We tested whether the qualification process carried out by Colciencias yielded biases for or against a certain type of project. We ran a Probit regression where the dependant variable was 1 if the project was approved (0 otherwise) and the independent variables consisted of variables indicating the type of project (for example whether the project was from a public or private institution), and the size of the applying institution (in assets). None of these variables were statistically significant, suggesting that a firm’s project is neither more nor less likely to be accepted because it has one of these characteristics. Therefore, the process was deemed unbiased.

See Fedesarrollo (2005) for a detailed analysis of the survey.

This question likely also reflected the incentives in the context of the broader Colombian tax system: the VAT is borne by all firms, whereas other taxes tend to have a greater incidence on the profitability of large firms. Note that the ‘other’ firms in the sample are on average much larger than the average size of a Colombian firm. Of course, small ‘mom and pop’-type operations, which may be exempt from income tax, are not included in the sample survey.

17 percent of the firms in the Fedesarrollo survey had applied for fiscal incentives, and this was relatively evenly distributed between large and small firms.

The establishment is the definition of a production unit. For example, a company with 4 plants probably has 4 establishments.

Only 17 firms had applied for R&D tax incentives from Colciencias. This should not bias the results in any way, as the main objective of this section is to measure the effect of R&D investment of a 1 percent reduction of the price of R&D (whether due to a fiscal incentive or simply a reduction in the price).

Box 1 describes the six sub-types of R&D expenditure defined in the module.

An issue in all these studies is the difficulty of classifying expenditures into those that may lead to activities that create new knowledge, and those who adapt new technology for the firm (see discussion below). Here the definition includes any type of machinery that could increase the technological base of the firm in question.

Which could include fixed capital (specialized equipment) or human capital involved in R&D.

If the cost of fixed factors which qualify for accelerated depreciation can be written off immediately, the deduction of 125 percent permitted by Colciencias’ fiscal incentive implies that the only additional effective incentive is the difference, 25 percent.

Part of this may be due to the fact that specialty labor such as researchers, and specialty machines used in R&D processes are clearly substitutes for regular technical and professional labor and operational machines, respectively.

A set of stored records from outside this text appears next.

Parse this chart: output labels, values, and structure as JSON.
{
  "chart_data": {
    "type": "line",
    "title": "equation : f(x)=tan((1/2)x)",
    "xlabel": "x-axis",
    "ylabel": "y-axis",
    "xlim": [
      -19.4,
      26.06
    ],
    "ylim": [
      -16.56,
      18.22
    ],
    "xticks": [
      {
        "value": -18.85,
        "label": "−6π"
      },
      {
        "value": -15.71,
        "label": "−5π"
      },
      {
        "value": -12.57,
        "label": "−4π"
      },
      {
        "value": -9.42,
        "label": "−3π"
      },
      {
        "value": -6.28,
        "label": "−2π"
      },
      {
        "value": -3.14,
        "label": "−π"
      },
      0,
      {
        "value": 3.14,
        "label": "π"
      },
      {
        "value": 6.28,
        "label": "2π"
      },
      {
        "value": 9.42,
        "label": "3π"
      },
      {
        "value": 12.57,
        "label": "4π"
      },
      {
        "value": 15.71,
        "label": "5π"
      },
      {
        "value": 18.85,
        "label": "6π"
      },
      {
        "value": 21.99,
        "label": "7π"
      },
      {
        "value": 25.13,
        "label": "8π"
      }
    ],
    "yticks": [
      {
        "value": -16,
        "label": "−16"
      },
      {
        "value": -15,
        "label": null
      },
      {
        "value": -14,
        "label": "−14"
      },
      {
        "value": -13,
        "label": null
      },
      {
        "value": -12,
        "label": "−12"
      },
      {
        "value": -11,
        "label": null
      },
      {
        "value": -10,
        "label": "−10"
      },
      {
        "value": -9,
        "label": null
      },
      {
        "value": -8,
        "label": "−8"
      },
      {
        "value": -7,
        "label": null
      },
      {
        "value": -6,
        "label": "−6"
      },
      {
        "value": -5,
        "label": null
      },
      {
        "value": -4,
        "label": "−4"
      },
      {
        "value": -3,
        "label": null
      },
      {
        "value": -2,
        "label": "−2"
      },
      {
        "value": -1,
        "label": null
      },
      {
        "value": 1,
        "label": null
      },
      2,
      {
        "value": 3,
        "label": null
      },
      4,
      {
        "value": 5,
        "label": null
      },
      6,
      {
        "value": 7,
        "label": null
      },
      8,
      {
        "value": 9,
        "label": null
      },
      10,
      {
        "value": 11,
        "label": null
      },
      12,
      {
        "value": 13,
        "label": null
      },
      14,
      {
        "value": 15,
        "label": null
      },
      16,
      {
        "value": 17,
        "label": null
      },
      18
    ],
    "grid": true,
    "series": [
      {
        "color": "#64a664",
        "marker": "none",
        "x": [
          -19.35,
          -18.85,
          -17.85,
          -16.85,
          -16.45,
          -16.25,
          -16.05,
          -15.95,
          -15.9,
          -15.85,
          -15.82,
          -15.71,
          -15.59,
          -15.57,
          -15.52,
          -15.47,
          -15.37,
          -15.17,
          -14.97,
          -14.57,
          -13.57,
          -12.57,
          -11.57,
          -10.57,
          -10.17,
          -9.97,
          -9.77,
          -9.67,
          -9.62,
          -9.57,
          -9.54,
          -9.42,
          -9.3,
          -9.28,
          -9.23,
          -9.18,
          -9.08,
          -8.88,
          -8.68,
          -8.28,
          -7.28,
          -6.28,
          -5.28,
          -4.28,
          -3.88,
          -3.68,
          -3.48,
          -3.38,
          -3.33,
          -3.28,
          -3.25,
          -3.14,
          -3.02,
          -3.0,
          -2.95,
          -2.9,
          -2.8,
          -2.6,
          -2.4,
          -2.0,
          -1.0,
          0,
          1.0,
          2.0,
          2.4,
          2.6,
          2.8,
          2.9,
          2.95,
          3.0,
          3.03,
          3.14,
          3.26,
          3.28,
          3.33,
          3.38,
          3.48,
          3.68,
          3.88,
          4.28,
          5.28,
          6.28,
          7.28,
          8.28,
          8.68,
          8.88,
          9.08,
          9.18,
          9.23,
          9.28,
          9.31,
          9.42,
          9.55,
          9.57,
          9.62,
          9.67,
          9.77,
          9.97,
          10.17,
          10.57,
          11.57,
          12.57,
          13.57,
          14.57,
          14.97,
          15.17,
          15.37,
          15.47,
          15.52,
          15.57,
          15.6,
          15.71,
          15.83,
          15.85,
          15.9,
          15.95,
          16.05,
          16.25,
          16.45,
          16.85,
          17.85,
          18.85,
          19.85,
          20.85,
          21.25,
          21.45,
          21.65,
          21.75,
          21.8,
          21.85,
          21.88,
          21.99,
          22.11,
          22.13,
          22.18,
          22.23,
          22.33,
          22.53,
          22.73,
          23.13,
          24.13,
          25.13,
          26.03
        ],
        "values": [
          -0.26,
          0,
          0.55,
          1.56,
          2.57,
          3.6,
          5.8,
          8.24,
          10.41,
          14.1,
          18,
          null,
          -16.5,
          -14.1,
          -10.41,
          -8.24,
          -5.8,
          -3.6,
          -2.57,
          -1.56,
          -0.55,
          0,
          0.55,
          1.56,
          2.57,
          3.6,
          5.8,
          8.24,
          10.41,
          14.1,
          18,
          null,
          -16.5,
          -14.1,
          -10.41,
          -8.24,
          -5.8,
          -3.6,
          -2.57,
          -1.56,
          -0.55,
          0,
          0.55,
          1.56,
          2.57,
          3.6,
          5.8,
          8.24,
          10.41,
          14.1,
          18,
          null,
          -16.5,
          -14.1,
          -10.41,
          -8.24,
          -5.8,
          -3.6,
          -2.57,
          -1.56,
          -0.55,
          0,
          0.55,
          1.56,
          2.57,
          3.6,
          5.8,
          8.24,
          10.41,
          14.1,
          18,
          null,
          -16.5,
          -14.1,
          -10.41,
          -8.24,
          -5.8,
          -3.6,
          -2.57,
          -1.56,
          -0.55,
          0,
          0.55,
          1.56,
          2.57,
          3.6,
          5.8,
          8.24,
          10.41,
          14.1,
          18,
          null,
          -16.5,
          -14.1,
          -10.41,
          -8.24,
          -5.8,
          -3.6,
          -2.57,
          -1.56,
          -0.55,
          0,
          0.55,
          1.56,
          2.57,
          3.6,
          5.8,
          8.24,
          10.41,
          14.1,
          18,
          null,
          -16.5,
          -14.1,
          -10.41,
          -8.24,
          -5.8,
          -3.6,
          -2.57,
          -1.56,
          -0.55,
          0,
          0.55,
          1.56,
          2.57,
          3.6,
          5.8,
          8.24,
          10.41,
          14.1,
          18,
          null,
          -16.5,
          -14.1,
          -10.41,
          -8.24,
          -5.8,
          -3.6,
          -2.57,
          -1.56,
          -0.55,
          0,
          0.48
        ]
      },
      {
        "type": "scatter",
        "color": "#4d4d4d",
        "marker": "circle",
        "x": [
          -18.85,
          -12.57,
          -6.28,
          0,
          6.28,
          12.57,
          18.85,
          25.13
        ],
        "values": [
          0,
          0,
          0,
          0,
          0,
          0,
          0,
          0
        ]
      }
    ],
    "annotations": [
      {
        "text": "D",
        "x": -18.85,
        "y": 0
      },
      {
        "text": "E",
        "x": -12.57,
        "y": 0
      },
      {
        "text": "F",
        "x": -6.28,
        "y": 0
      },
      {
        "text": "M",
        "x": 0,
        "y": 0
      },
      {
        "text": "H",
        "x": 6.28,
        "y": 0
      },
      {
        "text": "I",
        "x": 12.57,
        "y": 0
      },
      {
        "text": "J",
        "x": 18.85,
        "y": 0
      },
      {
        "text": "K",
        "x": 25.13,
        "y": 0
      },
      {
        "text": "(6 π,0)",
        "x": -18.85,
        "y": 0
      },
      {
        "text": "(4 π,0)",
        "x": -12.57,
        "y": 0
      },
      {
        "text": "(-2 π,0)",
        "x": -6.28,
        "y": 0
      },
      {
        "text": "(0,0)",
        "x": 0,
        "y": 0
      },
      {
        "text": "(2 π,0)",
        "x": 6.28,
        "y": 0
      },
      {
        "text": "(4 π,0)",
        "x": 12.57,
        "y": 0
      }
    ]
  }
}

As mentioned earlier, we are not able to directly measure long-run elasticities to compare with the estimated short-run elasticities.

However, the result seems to be true for firms that engage in some form of R&D. Other studies which considered longer periods have found that the Colombian manufacturing sector on average exhibits constant returns to scale (such as Fernández, A.M (2003) y Arbeláez, M.A y M.F. Rosales (2004)). The former study estimated production functions by sector for the period 1977-1991, while the second estimated production functions at the national level for the 1981-2001 period. In both studies the null hypothesis that there were constant returns to scale in manufacturing could not be rejected.

Note that the most innovative firms are not necessarily those that receive the tax incentives, as can be deduced from tables 7 and 8.

About 3 percent of that amount corresponds to the foregone revenue from the 16 percent VAT exemption.

Recall that firms cannot take a deduction for the costs of remuneration for personnel working on the R&D project.

None of the DIAN offices handle these incentives directly, and many of them are unaware of the R&D incentives.

With the purpose of ensuring that there was no double-counting, each of these components was subtracted from one of the elements of total costs. the first and second components were subtracted from the value of machinery and equipment purchases, the third was subtracted from purchases of office machinery and computers; the fourth was subtracted from labor costs; and the last two were subtracted from the category other costs (oc), and so on.